Musicians were asked to work for free way before the Olympics bought attention to the matter. Whether it’s a music festival organiser offering valuable exposure, a club owner who wants a free gig in audition for ‘more’ or the charity fundraiser who tugs at your heartstrings (whilst paying all other involved staff), most musicians agonise over whether to say yes, or no.
What is it about the musician that screams you can have me for free?
Perhaps people see the musician as a desperate dole-dosser who can’t earn enough to survive. Hazy images of my post-student days where the average day involved 6 hours of shredding, 20 cups of tea, a cheese and pickle sandwich and Neighbours at lunchtime springs to mind.
Some see musicians as living an enlightened life of priviledge. So enlightened is that life that it doesn’t involve paying bills. Or maybe we’re fame seekers who’ll do anything to perform anywhere. We don’t need paying. We just need exposure so we can get a major record deal and get famous!
For me, music is my job and I exist on a fine balance of performing, teaching and leading choirs. I value myself as a musician and do not accept badly paid gigs. But it is difficult and as my friend Brendan says:
“There are no amateur lawyers, or amateur surgeons, but plenty of amateur musicians who’ll do your gig”.
Amateurs charge less than me and a whole host of music students will perform at clubs for free. But they shoot themselves in the foot as one day, they will need to pay their mortgage. When the club owner moves on to the latest freebie, they realise it’s hard to go from FREE TO FEE.
As for exposure? That’s a commercial enterprise embodied by Simon Cowell, The X Factor and a steady stream of one-shit-wonders - a soulless enterprise that moves further away from musical reality with each year that passes.
The recently deceased Levon Helm reportedly said: “just because you play music, it ain’t supposed to make you rich or famous….if you get a shot, if you get on national television, or if you get a record out that somebody can remember, great. That ought to encourage you not to quit, but it don’t mean a whole lot.”
I strongly believe that it is not vendors that set the value of musicians but musicians themselves. If musicians - be it amateur, part time or student - are flaunting their wares for a nominal fee, vendors will expect them for the same. And if musicians accept badly paid or unpaid bookings, they perpetuate the notion that music comes cheap. As musicians, it is our responsibility to charge a fair fee. If we don’t value ourselves, who will?

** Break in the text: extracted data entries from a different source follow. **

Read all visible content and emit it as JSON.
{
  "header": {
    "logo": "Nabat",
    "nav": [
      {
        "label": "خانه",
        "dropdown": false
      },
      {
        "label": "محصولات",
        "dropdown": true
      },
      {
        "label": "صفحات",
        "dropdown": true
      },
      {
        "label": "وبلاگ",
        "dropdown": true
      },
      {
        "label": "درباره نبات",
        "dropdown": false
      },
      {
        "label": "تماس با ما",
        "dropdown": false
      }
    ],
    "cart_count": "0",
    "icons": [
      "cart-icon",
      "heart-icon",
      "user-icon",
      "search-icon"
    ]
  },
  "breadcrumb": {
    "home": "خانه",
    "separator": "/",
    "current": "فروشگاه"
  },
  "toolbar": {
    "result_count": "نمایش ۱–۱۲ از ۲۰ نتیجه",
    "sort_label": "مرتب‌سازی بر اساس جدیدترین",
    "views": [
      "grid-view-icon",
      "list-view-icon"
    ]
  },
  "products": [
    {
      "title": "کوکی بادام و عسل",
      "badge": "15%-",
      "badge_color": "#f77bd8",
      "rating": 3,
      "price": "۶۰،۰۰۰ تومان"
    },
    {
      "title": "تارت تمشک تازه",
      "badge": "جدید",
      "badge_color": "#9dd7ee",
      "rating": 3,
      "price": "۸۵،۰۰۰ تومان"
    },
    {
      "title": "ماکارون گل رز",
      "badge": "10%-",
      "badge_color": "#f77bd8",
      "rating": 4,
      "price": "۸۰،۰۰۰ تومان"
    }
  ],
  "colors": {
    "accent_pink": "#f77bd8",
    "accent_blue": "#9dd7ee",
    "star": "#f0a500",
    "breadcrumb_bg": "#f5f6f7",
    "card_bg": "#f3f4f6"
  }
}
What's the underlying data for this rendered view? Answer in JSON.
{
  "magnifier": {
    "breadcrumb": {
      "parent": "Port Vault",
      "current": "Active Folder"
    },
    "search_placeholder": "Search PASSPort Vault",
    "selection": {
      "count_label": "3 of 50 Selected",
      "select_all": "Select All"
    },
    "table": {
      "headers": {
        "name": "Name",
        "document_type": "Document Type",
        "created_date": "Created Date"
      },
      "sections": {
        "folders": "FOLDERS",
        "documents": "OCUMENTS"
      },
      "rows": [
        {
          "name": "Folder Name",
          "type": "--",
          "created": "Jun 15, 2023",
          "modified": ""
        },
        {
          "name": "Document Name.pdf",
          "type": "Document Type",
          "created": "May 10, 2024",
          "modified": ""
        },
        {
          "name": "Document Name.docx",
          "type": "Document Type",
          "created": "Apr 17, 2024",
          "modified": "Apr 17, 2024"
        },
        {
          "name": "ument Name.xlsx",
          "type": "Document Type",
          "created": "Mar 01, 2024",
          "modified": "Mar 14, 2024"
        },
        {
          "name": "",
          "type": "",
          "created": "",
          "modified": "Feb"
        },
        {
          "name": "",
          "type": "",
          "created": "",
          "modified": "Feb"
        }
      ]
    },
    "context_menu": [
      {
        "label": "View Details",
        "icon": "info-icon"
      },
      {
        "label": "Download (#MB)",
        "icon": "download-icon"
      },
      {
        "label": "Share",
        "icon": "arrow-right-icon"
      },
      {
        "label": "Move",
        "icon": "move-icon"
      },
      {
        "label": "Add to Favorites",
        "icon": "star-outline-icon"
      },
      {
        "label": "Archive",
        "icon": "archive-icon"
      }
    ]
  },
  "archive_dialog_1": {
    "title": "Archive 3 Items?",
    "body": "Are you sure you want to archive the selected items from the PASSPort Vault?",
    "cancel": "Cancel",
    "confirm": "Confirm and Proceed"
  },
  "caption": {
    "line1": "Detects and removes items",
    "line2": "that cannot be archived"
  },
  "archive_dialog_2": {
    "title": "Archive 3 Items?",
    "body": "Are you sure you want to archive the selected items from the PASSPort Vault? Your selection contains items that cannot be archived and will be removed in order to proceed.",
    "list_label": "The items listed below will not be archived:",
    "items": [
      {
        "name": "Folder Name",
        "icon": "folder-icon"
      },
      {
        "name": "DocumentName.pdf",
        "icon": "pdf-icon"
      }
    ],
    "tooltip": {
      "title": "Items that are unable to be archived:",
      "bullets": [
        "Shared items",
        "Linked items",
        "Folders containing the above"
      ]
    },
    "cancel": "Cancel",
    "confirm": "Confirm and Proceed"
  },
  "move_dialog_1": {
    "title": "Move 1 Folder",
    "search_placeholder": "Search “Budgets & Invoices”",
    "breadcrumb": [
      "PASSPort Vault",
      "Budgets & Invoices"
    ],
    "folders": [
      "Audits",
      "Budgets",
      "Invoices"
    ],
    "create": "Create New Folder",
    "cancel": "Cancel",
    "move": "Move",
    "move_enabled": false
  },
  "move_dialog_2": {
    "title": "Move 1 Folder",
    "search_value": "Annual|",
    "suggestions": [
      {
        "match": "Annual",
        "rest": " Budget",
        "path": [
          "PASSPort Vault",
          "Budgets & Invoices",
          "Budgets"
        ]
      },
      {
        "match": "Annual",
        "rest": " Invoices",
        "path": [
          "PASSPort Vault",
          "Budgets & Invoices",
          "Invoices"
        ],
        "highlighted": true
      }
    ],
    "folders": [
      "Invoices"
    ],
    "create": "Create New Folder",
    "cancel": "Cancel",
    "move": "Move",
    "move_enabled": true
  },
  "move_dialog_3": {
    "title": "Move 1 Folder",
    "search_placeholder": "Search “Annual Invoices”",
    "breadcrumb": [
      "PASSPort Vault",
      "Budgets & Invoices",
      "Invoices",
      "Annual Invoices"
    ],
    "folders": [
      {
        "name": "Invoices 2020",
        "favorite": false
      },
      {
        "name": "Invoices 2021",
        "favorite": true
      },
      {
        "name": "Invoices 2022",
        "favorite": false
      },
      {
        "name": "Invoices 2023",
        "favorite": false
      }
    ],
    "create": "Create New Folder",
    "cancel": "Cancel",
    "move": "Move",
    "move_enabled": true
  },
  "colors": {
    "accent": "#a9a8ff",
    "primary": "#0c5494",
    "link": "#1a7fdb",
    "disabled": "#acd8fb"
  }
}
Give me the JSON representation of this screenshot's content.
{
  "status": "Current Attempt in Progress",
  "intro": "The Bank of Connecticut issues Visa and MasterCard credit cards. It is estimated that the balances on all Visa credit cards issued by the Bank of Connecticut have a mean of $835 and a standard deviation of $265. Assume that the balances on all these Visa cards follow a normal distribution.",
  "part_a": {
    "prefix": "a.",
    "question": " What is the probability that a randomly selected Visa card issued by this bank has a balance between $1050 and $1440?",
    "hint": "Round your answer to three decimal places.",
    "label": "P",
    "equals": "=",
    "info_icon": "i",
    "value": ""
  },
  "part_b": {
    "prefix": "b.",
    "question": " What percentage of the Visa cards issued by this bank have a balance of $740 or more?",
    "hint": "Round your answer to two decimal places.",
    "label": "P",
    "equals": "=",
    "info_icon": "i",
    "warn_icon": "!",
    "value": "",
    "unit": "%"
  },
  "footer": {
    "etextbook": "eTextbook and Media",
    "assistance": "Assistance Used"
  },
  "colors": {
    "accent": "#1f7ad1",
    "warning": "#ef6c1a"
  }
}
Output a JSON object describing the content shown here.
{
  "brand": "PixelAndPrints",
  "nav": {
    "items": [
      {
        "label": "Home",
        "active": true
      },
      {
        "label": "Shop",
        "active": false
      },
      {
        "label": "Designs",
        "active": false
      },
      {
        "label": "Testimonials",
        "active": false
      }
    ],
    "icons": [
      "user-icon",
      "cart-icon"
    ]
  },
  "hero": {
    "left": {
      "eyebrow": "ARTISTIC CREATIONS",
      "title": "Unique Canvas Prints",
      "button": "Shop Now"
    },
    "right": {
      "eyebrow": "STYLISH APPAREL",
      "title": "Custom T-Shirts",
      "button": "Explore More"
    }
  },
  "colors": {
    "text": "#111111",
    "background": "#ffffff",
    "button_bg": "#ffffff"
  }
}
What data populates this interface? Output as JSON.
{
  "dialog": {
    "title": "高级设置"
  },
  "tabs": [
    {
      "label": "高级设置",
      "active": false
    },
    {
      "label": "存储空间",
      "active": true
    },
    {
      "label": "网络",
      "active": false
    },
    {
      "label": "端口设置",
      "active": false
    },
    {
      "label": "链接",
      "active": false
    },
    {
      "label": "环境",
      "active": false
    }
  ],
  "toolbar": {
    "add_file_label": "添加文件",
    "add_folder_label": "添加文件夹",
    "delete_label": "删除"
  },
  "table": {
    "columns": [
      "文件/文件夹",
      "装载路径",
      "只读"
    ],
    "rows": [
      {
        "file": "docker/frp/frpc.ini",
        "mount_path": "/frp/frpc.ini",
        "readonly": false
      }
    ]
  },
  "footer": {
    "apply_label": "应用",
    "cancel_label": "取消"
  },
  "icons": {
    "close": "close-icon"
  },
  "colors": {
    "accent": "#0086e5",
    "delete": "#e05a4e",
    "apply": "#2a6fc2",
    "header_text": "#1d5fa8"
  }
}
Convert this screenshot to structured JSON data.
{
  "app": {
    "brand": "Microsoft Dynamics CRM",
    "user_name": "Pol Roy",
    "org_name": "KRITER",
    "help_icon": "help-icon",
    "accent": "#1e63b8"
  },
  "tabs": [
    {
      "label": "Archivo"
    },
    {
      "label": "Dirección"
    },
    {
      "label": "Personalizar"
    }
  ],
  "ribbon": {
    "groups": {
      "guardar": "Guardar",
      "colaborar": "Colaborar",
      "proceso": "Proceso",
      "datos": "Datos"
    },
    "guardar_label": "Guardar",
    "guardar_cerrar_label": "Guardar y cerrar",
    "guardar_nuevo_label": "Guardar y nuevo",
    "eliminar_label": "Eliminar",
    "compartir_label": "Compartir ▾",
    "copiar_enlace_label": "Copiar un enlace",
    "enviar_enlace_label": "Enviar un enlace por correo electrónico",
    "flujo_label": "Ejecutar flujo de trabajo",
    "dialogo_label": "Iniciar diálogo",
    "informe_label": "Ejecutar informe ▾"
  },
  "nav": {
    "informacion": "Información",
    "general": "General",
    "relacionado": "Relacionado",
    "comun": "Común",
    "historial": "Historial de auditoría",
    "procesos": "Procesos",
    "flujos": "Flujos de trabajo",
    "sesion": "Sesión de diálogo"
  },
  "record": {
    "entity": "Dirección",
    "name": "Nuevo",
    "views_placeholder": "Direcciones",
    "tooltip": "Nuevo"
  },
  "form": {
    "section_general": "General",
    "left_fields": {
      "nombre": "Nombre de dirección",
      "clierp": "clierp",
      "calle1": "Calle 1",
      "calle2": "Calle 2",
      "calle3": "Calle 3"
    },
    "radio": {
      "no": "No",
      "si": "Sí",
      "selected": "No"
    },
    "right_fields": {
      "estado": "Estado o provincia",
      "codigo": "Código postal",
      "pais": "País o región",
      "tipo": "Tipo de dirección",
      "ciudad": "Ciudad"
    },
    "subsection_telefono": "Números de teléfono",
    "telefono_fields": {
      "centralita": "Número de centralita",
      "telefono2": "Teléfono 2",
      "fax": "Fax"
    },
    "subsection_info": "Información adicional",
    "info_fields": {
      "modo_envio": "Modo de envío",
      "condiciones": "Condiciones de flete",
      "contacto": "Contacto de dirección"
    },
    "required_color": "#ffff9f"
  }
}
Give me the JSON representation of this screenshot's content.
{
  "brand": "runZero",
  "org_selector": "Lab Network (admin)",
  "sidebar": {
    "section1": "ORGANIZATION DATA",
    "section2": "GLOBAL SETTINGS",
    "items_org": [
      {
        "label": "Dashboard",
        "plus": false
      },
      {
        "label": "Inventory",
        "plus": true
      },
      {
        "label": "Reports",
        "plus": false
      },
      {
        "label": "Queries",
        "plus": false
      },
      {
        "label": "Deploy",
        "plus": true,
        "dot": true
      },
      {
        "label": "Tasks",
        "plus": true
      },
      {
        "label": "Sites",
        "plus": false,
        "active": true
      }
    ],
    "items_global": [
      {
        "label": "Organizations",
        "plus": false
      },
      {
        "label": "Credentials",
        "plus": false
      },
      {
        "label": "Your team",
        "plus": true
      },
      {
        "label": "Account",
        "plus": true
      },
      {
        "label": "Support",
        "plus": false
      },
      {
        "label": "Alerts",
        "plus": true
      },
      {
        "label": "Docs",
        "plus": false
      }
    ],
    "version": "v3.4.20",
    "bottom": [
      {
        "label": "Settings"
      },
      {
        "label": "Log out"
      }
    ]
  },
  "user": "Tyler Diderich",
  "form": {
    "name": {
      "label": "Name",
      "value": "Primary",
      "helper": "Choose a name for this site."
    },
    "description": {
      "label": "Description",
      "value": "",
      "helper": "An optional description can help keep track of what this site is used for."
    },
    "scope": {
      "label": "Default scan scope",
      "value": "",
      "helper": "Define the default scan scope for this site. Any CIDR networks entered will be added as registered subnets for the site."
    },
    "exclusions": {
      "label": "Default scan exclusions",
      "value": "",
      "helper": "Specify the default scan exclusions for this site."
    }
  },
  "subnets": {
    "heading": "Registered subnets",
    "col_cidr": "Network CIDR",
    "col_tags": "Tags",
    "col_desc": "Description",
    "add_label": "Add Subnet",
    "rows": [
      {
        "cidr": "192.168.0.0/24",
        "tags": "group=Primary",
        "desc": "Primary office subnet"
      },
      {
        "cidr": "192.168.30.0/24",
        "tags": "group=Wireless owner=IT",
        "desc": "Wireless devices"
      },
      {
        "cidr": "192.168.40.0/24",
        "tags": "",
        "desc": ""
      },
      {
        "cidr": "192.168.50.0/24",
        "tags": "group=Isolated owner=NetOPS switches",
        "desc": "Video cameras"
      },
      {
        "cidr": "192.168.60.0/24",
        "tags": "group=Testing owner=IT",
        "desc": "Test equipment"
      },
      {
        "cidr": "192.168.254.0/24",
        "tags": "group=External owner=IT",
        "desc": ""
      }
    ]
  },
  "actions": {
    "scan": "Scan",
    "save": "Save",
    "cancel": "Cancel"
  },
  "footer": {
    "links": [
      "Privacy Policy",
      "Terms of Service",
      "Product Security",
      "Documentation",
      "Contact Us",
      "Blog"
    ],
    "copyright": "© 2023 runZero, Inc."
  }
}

“But what is the fair fee?”
This is the question many musicians who read my blogs have asked and it is a question I don’t know the answer to. The Musicians Union have a casual rates guide for musicians working the pubs and clubs of London but aside from this the general consensus is one of confusion. Unless you work for one the organisations the MU provides contracts and pay scales for, you’re out in the cold.
I feel the only way any musician can stay true to their value is to decide a minimum fee they won’t work for less than and to stick to it. And as for those free gigs? I have a simple mantra I’m not afraid to share with any vendor who asks: if the organisers, security, technical, catering and hospitality staff are going to be paid then so am I.